PLANOS DE RECUPERAÇÃO ECONÔMICA – Em 1947, os EUA lançaram o Plano Marshall, que tinha como finalidade auxiliar as economias europeias em seu processo de recuperação. Desse modo, os EUA garantiam a sua preponderância econômica na região e, do ponto de vista estratégico, impediam que os países da Europa Ocidental passassem a orbitar na esfera de influência soviética. A URSS, em contrapartida, lançou em 1949 o seu projeto de ajuda econômica para a Europa Oriental, conhecido como COMECON.

ALIANÇAS MILITARES – Na esfera militar, os EUA criaram a Organização do Tratado do Atlântico Norte (OTAN) com o objetivo de garantir a segurança mútua dos seus membros. Em resposta, os soviéticos lideraram a criação do Pacto de Varsóvia (1955), que buscava assegurar a defesa mútua dos países pertencentes ao bloco socialista.
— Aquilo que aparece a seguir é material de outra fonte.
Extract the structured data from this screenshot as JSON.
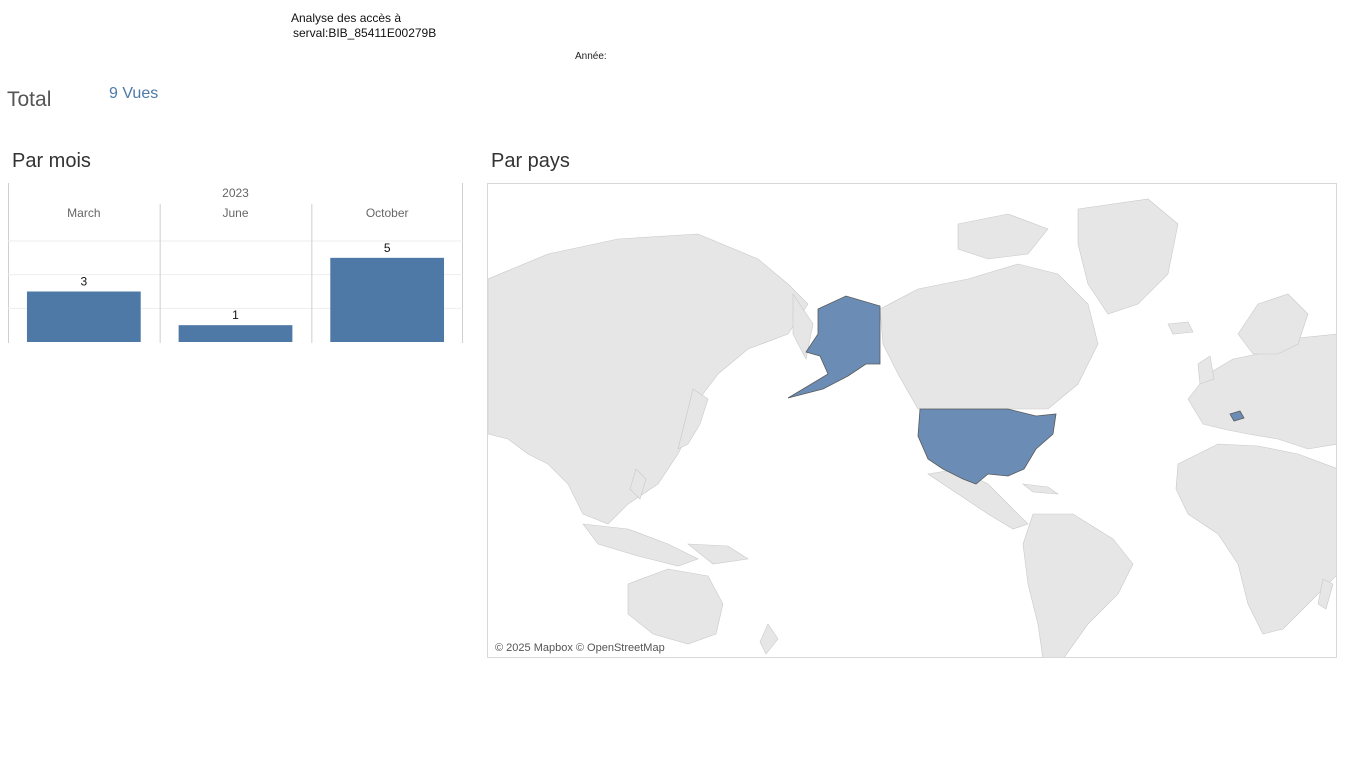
{
  "header": {
    "title_line1": "Analyse des accès à",
    "title_line2": "serval:BIB_85411E00279B",
    "year_filter_label": "Année:"
  },
  "summary": {
    "total_label": "Total",
    "total_value": "9 Vues"
  },
  "sections": {
    "by_month_title": "Par mois",
    "by_country_title": "Par pays"
  },
  "chart_data": {
    "type": "bar",
    "title": "Par mois",
    "header_group": "2023",
    "categories": [
      "March",
      "June",
      "October"
    ],
    "values": [
      3,
      1,
      5
    ],
    "ylim": [
      0,
      6
    ],
    "grid": true,
    "bar_color": "#4e79a7"
  },
  "map": {
    "attribution": "© 2025 Mapbox © OpenStreetMap",
    "highlighted_countries": [
      "United States",
      "Switzerland"
    ],
    "highlight_color": "#6b8db5",
    "land_color": "#e6e6e6",
    "water_color": "#ffffff"
  }
}
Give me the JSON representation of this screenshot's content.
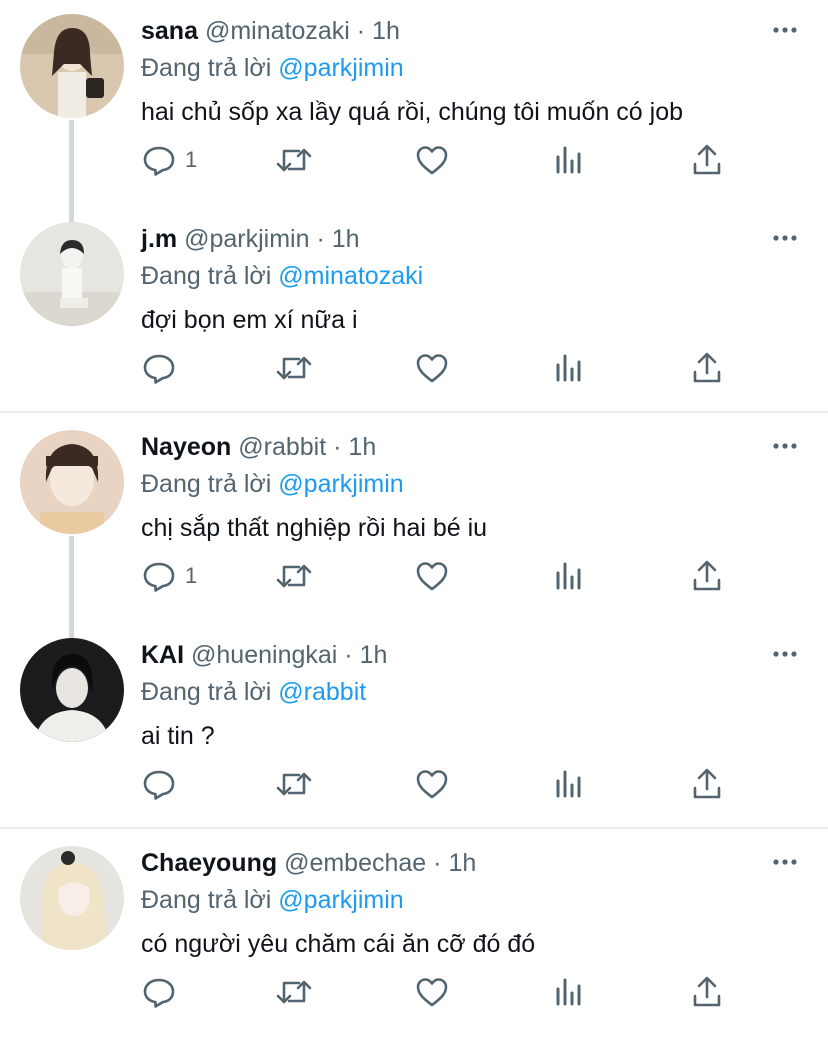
{
  "reply_prefix": "Đang trả lời",
  "tweets": [
    {
      "name": "sana",
      "handle": "@minatozaki",
      "dot": "·",
      "time": "1h",
      "replying_to": "@parkjimin",
      "text": "hai chủ sốp xa lầy quá rồi, chúng tôi muốn có job",
      "reply_count": "1",
      "avatar_colors": [
        "#d9c7b0",
        "#3a2a22",
        "#efe4d6"
      ],
      "thread_below": true
    },
    {
      "name": "j.m",
      "handle": "@parkjimin",
      "dot": "·",
      "time": "1h",
      "replying_to": "@minatozaki",
      "text": "đợi bọn em xí nữa i",
      "reply_count": "",
      "avatar_colors": [
        "#e7e5e0",
        "#2b2b2b",
        "#f4f3ef"
      ],
      "thread_below": false
    },
    {
      "name": "Nayeon",
      "handle": "@rabbit",
      "dot": "·",
      "time": "1h",
      "replying_to": "@parkjimin",
      "text": "chị sắp thất nghiệp rồi hai bé iu",
      "reply_count": "1",
      "avatar_colors": [
        "#e9d3c2",
        "#3b2a24",
        "#f5e8dc"
      ],
      "thread_below": true
    },
    {
      "name": "KAI",
      "handle": "@hueningkai",
      "dot": "·",
      "time": "1h",
      "replying_to": "@rabbit",
      "text": "ai tin ?",
      "reply_count": "",
      "avatar_colors": [
        "#1c1c1e",
        "#0c0c0d",
        "#e9e6e2"
      ],
      "thread_below": false
    },
    {
      "name": "Chaeyoung",
      "handle": "@embechae",
      "dot": "·",
      "time": "1h",
      "replying_to": "@parkjimin",
      "text": "có người yêu chăm cái ăn cỡ đó đó",
      "reply_count": "",
      "avatar_colors": [
        "#e6e4df",
        "#efe3c8",
        "#f7efe7"
      ],
      "thread_below": false
    }
  ],
  "icons": {
    "more": "more-icon",
    "reply": "reply-icon",
    "retweet": "retweet-icon",
    "like": "heart-icon",
    "views": "views-icon",
    "share": "share-icon"
  },
  "colors": {
    "mention": "#1d9bf0",
    "secondary": "#536471",
    "icon": "#536471",
    "thread": "#cfd9de"
  }
}
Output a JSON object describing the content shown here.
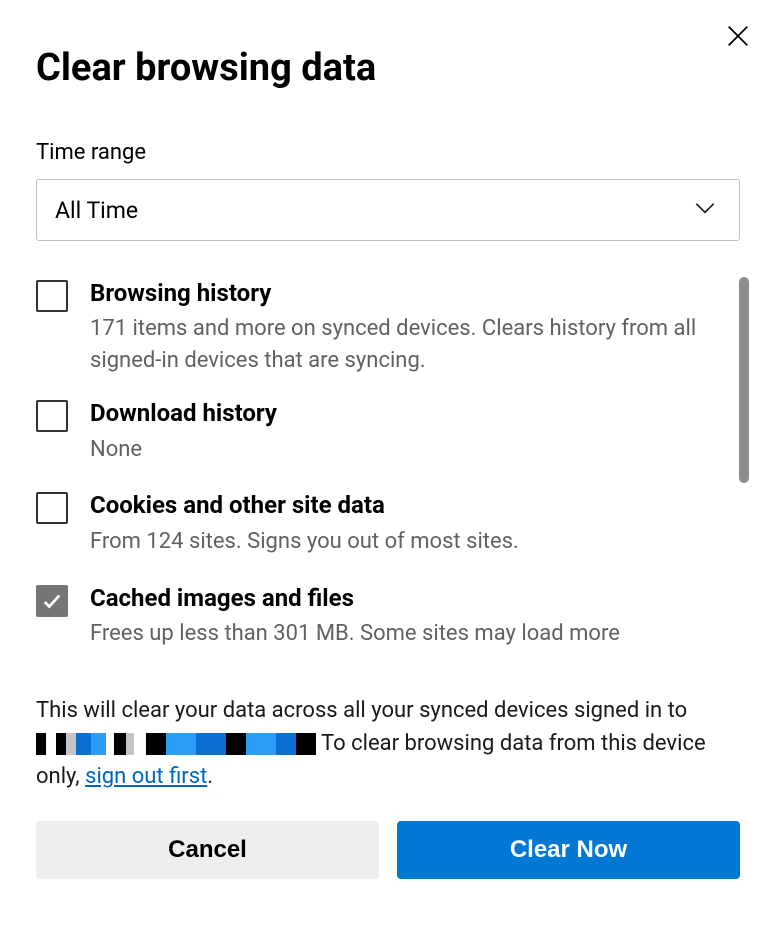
{
  "title": "Clear browsing data",
  "timeRange": {
    "label": "Time range",
    "value": "All Time"
  },
  "items": [
    {
      "checked": false,
      "title": "Browsing history",
      "desc": "171 items and more on synced devices. Clears history from all signed-in devices that are syncing."
    },
    {
      "checked": false,
      "title": "Download history",
      "desc": "None"
    },
    {
      "checked": false,
      "title": "Cookies and other site data",
      "desc": "From 124 sites. Signs you out of most sites."
    },
    {
      "checked": true,
      "title": "Cached images and files",
      "desc": "Frees up less than 301 MB. Some sites may load more"
    }
  ],
  "footer": {
    "part1": "This will clear your data across all your synced devices signed in to ",
    "part2": " To clear browsing data from this device only, ",
    "link": "sign out first",
    "period": "."
  },
  "buttons": {
    "cancel": "Cancel",
    "clear": "Clear Now"
  }
}
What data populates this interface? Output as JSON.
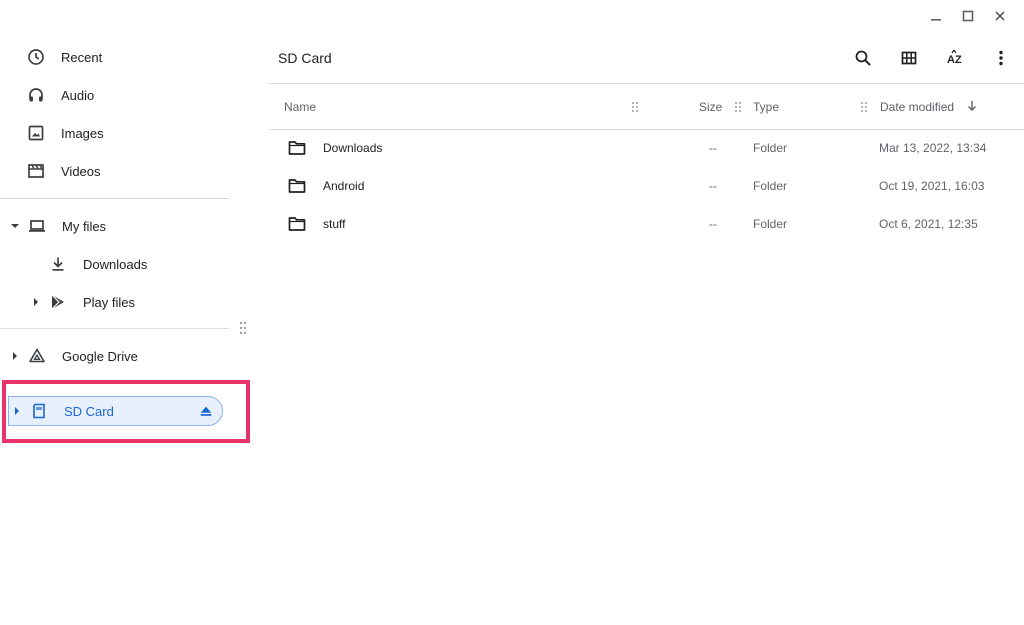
{
  "window_controls": [
    "minimize",
    "maximize",
    "close"
  ],
  "sidebar": {
    "top_items": [
      {
        "label": "Recent",
        "icon": "clock-icon"
      },
      {
        "label": "Audio",
        "icon": "headphones-icon"
      },
      {
        "label": "Images",
        "icon": "image-icon"
      },
      {
        "label": "Videos",
        "icon": "film-icon"
      }
    ],
    "my_files": {
      "label": "My files",
      "icon": "laptop-icon",
      "expanded": true
    },
    "my_files_children": [
      {
        "label": "Downloads",
        "icon": "download-icon"
      },
      {
        "label": "Play files",
        "icon": "play-store-icon"
      }
    ],
    "google_drive": {
      "label": "Google Drive",
      "icon": "drive-icon"
    },
    "sd_card": {
      "label": "SD Card",
      "icon": "sd-card-icon",
      "selected": true
    }
  },
  "main": {
    "title": "SD Card",
    "toolbar": [
      "search-icon",
      "grid-view-icon",
      "sort-az-icon",
      "more-vert-icon"
    ],
    "columns": {
      "name": "Name",
      "size": "Size",
      "type": "Type",
      "date": "Date modified",
      "sort": "descending"
    },
    "rows": [
      {
        "name": "Downloads",
        "size": "--",
        "type": "Folder",
        "date": "Mar 13, 2022, 13:34"
      },
      {
        "name": "Android",
        "size": "--",
        "type": "Folder",
        "date": "Oct 19, 2021, 16:03"
      },
      {
        "name": "stuff",
        "size": "--",
        "type": "Folder",
        "date": "Oct 6, 2021, 12:35"
      }
    ]
  },
  "colors": {
    "accent": "#1967d2",
    "highlight_border": "#e8336b",
    "selected_bg": "#e8f0fe"
  }
}
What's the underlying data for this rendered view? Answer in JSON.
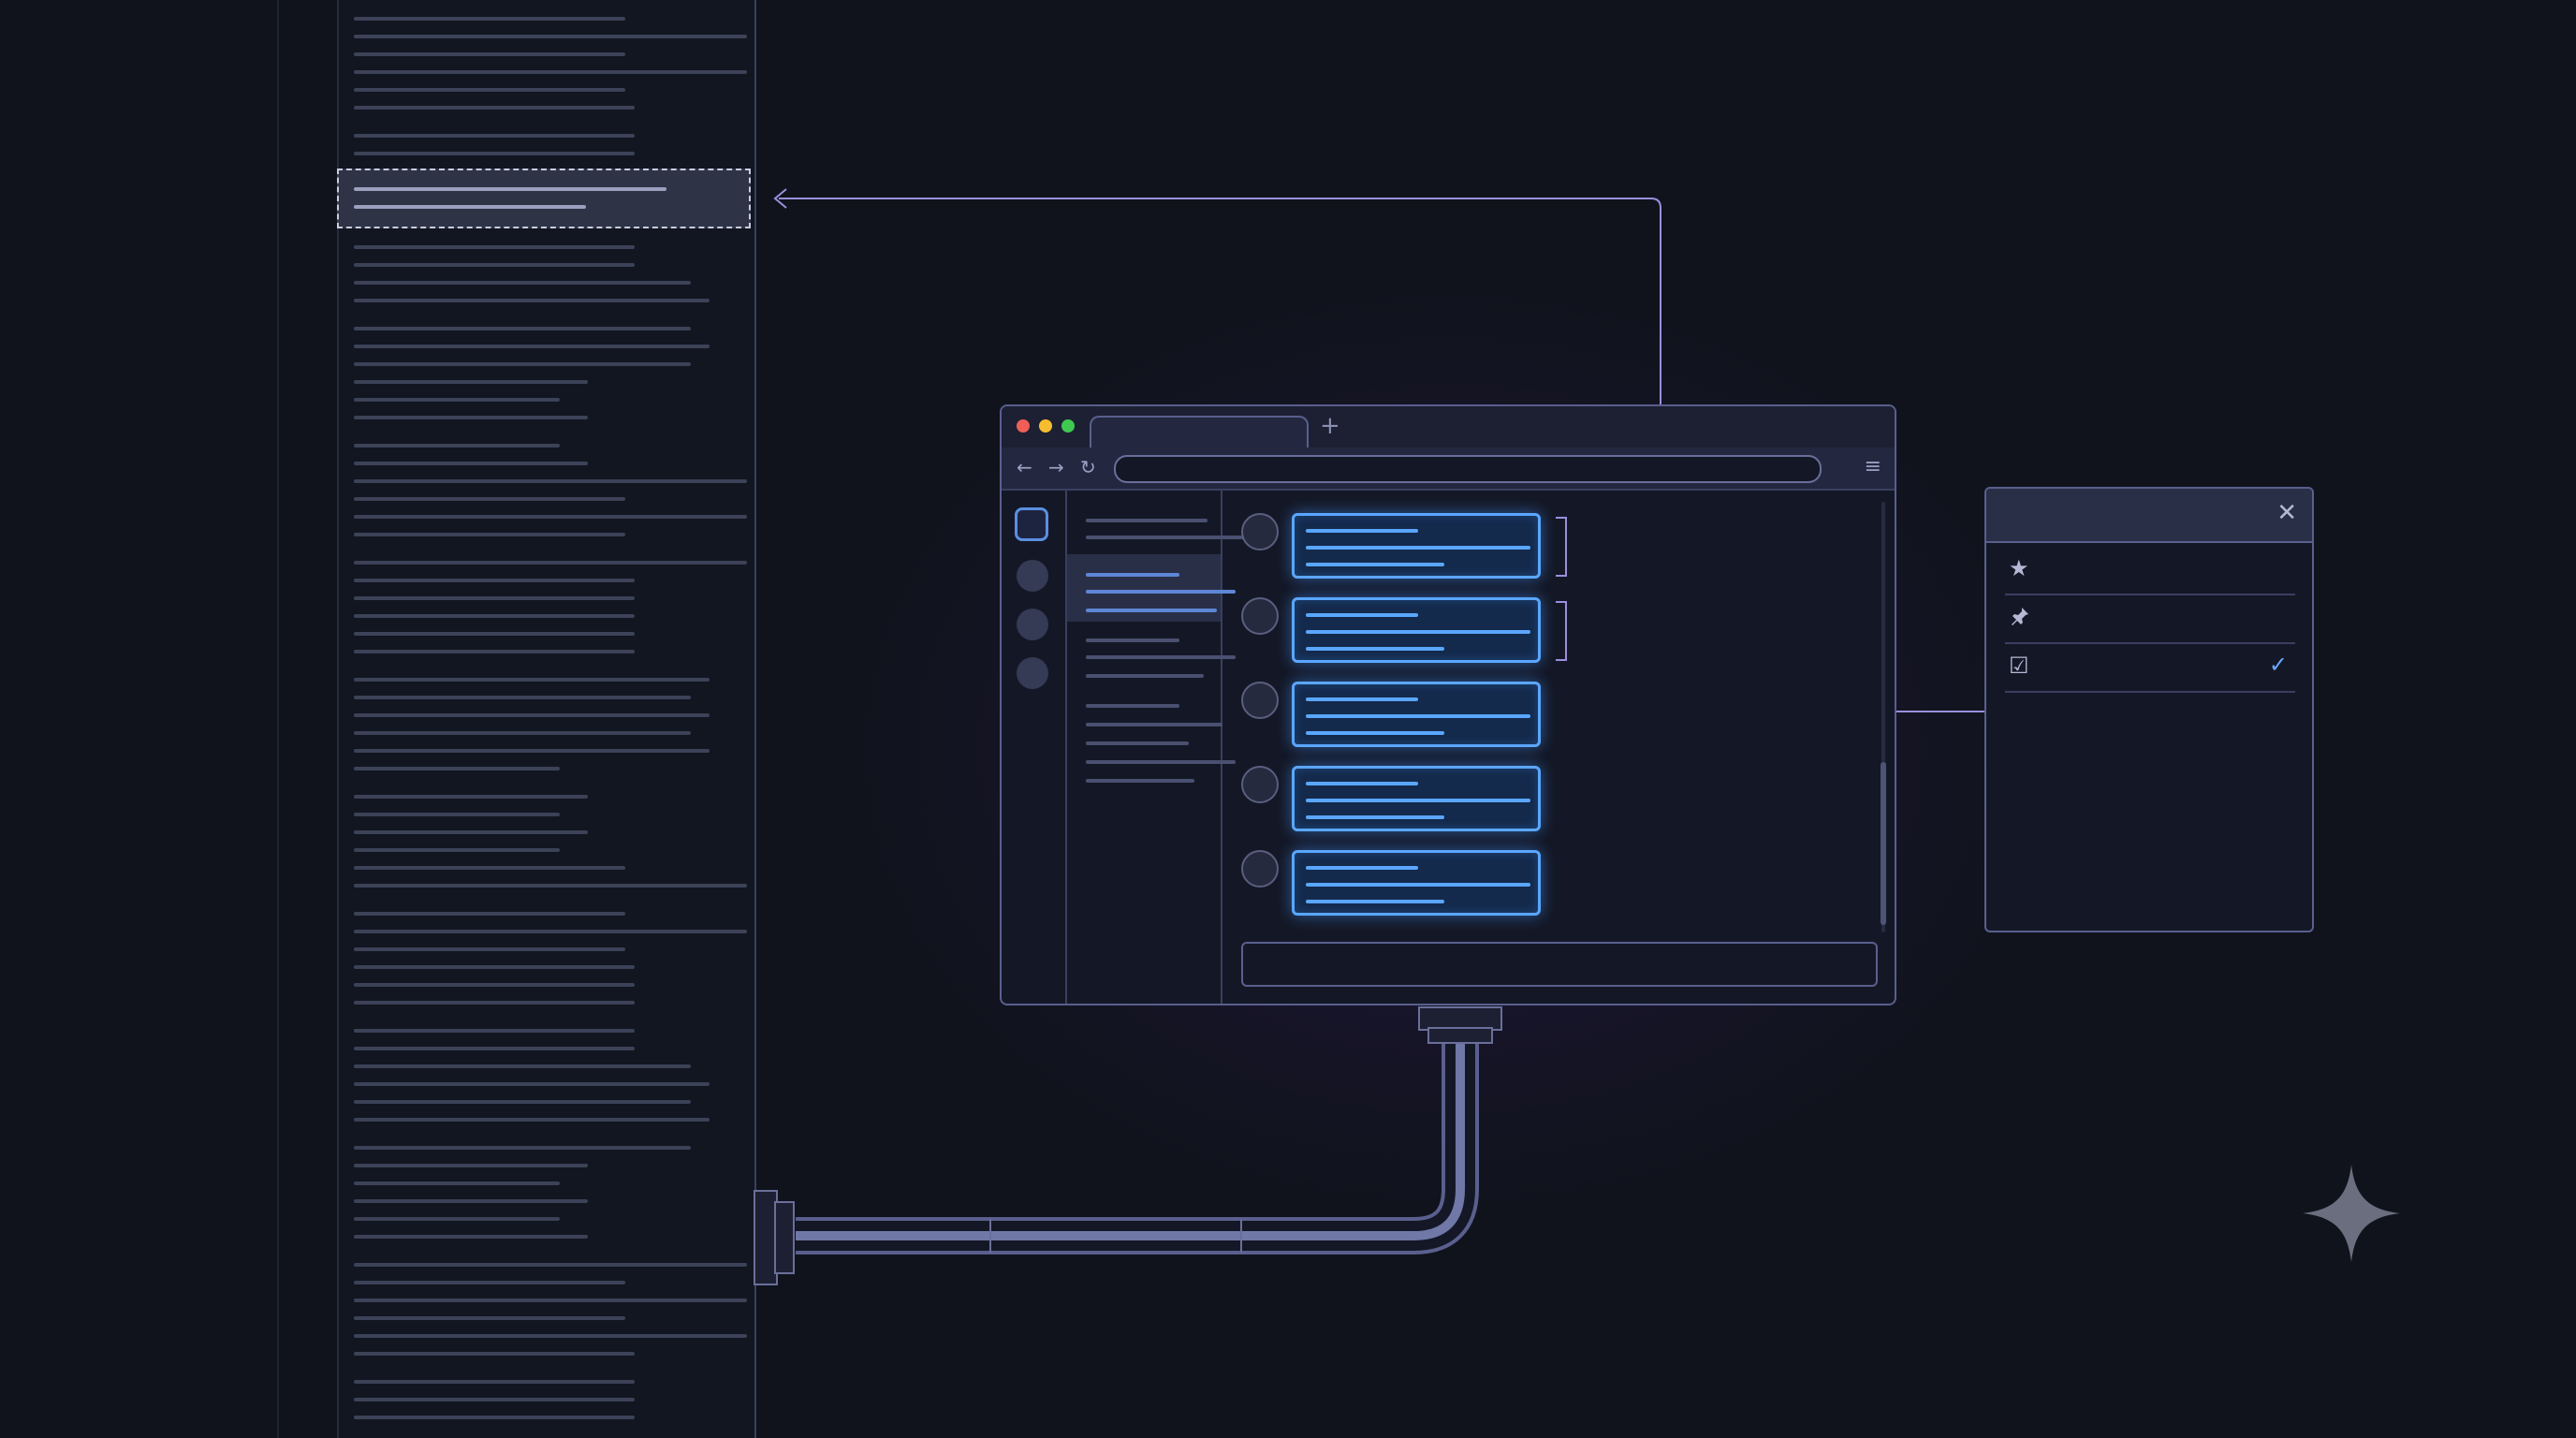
{
  "browser": {
    "new_tab_symbol": "+",
    "back_symbol": "←",
    "forward_symbol": "→",
    "reload_symbol": "↻",
    "menu_symbol": "≡",
    "message_count": 5
  },
  "panel": {
    "close_symbol": "✕",
    "rows": [
      {
        "icon": "star-icon",
        "glyph": "★",
        "checked": false
      },
      {
        "icon": "pin-icon",
        "glyph": "📌",
        "checked": false
      },
      {
        "icon": "checkbox-icon",
        "glyph": "☑",
        "checked": true
      }
    ],
    "check_symbol": "✓"
  },
  "colors": {
    "background": "#10131c",
    "accent_blue": "#5aa6ff",
    "accent_purple": "#9a8fdc",
    "traffic_red": "#ef5f57",
    "traffic_yellow": "#f5bd2f",
    "traffic_green": "#3fc950"
  },
  "icons": [
    "sparkle-icon",
    "close-icon",
    "star-icon",
    "pin-icon",
    "checkbox-icon",
    "check-icon",
    "back-arrow-icon",
    "forward-arrow-icon",
    "reload-icon",
    "menu-icon"
  ]
}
A GUERRA DE INTELIGÊNCIA – Além de lançarem iniciativas econômicas e militares, as superpotências atuavam “por baixo dos panos”, sobretudo através de suas agências de inteligência. Apesar de secretas, o objetivo das operações de inteligência era claro: obter informações sigilosas e se inteirar sobre as condições do inimigo. Do lado dos EUA, a Agência Central de Inteligência (CIA) era a responsável pelas operações de inteligência e espionagem, enquanto que, do lado soviético, o Comitê de Segurança do Estado (KGB) cumpria um papel semelhante.

AS INSTITUIÇÕES DE BRETTON WOODS – Além dos acordos do pós-guerra envolvendo as forças vencedoras da Segunda Guerra, os EUA, como forma de consolidar sua hegemonia no bloco capitalista, conduziram as “Conferências de Bretton Woods”, que definiram as regras para o comércio e para as finanças internacionais. Como resultado, foram criadas as “instituições de Bretton Woods”: Fundo Monetário Internacional (1944) e Banco Internacional para Reconstrução e Desenvolvimento (1944), posteriormente renomeado para Banco Mundial.

GUERRA DA COREIA – Agora daremos um pouco de atenção ao primeiro conflito de proporções internacionais da Guerra Fria. Vocês se lembram que, durante a Segunda Guerra Mundial, os japoneses realizaram um forte movimento de expansão no Pacífico? Pois então, com a sua derrota na Segunda Guerra, as forças aliadas ocuparam o território da Coreia e o dividiram em áreas de influência soviética e estadunidense. Em junho de 1950, as tropas da Coreia Norte invadiram o território da Coreia do Sul com a pretensão de reunificar o país sob um regime socialista. Os EUA, que possuíam aliados regionais e gozavam de ampla influência política e econômica na Bacia do Pacífico, intervieram diretamente no conflito, contribuindo para que os sul-coreanos retomassem os territórios que haviam sido inicialmente conquistados pelos norte-coreanos. Após uma série de ofensivas e contraofensivas, ambos os países assinaram um armistício em julho de 1953, restabelecendo o paralelo 38 como fronteira entre as duas Coreias e criando uma zona desmilitarizada que perdura até os dias atuais.